L’économie de la France désormais plus performante que celle de l’Allemagne

La guerre commerciale engagée par la Chine et les Etats-Unis a une conséquence inattendue : elle a inversé les rôles entre l’Allemagne et la France. La première, qui semblait invulnérable, connait maintenant un ralentissement de son économie. La seconde, en revanche, semble tirer son épingle du jeu. 

En effet, les exportations, en particulier dans les secteurs de l’automobile et des biens d’équipement, ont toujours été le ressort de l’économie allemande, et ont largement alimenté sa prospérité. Les exportations représentent 47 % du PIB en Allemagne, contre seulement 30 % en France. Pendant des années, les entreprises allemandes ont donc largement profité de l’essor de la croissance mondiale, qui a hissé leurs exportations à des niveaux historiques. En revanche, la France, don l’économie était beaucoup centrée sur son marché intérieur, était à la traîne.

L’impact du ralentissement chinois sur les exportations allemandes

Mais la guerre commerciale a déclenché un ralentissement de la Chine, et en conséquence, les exportations allemandes à destination de ce pays se sont contractées. Le secteur allemand de l’automobile a vu sa production chuter de 12 % en un an. Or, celle-ci représente 4,6 % de la valeur ajoutée du pays, alors qu’en France, ce ratio n’est que de 0,4 %.

Ironiquement, la France n’a pas été affectée par le ralentissement de l’économie chinoise ; au contraire, les Chinois les plus aisés ont augmenté leur consommation de produits de luxe et de consommation français. La consommation des ménages s’est bien maintenue, de même que les dépenses d’investissement.

En conséquence, nos voisins du Sud ont pu maintenir une croissance de 1,3 % par an au mois d’août, alors que l’Allemagne est en récession. Au cours de la même période, l’indice français des directeurs d’achats de services IHS Markit a culminé à 53,4, son cinquième mois consécutif au-dessus du niveau de 50 points. Dans le même temps, en Allemagne, la production industrielle a reculé en juillet de 0,6 %, un chiffre encore pire que prévu. Le chômage français, bien qu’encore très élevé – il dépasse les 9 % – a chuté à son plus bas niveau en dix ans. Et alors que le nombre de start-ups françaises est en forte hausse depuis plus de trois ans, en Allemagne, ce nombre  est en baisse.

Des politiques économiques opposées

Mais selon Katharina Utermöhl, économiste senior pour l’Europe chez Allianz, c’est plus la faiblesse conjoncturelle de l’économie allemande qui est à l’oeuvre, plutôt qu’une amélioration de l’économie française. Elle rappelle que le secteur industriel pèse encore pour 23 % de la valeur ajoutée économique de l’Allemagne, contre 12 % pour la France.

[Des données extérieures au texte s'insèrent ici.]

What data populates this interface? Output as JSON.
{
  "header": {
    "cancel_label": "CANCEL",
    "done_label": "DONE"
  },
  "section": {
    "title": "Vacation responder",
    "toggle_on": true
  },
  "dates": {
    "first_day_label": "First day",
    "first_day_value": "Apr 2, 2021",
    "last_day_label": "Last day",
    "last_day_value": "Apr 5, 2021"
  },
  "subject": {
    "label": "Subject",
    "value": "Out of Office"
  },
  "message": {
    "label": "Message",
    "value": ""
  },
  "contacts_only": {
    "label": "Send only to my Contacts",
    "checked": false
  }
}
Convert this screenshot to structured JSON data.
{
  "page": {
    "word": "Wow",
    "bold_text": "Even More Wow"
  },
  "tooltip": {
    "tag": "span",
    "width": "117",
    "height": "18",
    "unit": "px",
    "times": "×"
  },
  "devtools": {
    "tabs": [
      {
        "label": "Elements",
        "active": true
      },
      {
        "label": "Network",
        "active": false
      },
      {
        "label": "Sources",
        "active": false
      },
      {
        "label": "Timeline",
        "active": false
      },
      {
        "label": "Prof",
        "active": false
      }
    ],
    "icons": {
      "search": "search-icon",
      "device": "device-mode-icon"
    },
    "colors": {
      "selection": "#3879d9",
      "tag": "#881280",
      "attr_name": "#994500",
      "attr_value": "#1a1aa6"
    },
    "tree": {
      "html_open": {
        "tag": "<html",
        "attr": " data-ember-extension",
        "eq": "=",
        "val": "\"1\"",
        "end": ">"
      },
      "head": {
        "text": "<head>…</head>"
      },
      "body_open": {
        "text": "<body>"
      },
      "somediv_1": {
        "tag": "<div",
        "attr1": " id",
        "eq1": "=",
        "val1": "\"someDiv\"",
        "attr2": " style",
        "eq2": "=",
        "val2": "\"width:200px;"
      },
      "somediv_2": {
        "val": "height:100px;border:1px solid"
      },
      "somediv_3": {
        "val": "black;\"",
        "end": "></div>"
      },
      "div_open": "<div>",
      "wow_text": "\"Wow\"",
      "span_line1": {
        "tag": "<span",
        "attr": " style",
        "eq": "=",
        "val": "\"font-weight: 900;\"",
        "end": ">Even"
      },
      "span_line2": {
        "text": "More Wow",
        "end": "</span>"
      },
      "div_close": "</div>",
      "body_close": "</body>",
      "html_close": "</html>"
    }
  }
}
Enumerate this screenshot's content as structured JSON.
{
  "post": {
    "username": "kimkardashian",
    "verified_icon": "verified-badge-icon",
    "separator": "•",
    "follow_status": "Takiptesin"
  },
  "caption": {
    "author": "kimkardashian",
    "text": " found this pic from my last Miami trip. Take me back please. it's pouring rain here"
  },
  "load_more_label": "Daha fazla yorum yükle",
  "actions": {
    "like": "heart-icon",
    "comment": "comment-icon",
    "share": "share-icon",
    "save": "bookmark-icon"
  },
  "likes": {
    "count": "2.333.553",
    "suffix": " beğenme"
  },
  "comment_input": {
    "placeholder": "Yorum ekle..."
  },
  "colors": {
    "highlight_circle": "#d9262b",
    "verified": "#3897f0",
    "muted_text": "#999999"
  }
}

En outre, les gouvernements respectifs des deux pays ont mené des politiques économiques quasiment opposées. Alors que l’Allemagne a toujours refusé de mener une politique de dépenses, le gouvernement français a consenti à ouvrir les cordons de la bourse du Trésor. Suite aux manifestations des Gilets Jaunes, il a injecté 25 milliards d’euros de dépenses supplémentaires et de réductions d’impôts. Ces mesures sont arrivées à point nommé, alors que le ralentissement de l’économie mondiale commençait à être manifeste.

La France ne doit pas crier victoire

Mais les Français ne doivent pas crier victoire pour autant. Rien n’indique que les bonnes performances de la France sont appelées à durer. Les analystes et les hommes d’affaires français soulignent d’ailleurs que le pays nécessite encore un grand nombre de réformes. Or, récemment, le président français Emmanuel Macron a eu tendance à renoncer à l’adoption de certaines d’entre elles, afin de ne pas mécontenter son électorat.

Il n’est pas évident non plus que la France pourra échapper encore longtemps au ralentissement de l’économie mondiale. Traditionnellement, le pays a toujours tendance à les subir avec un certain différé, observe  Michala Marcussen, Economiste en chef de Société Générale.

D’un autre côté, l’Allemagne demeure une superpuissance industrielle, dont les problèmes de nature commerciale pourraient n’être que passagers.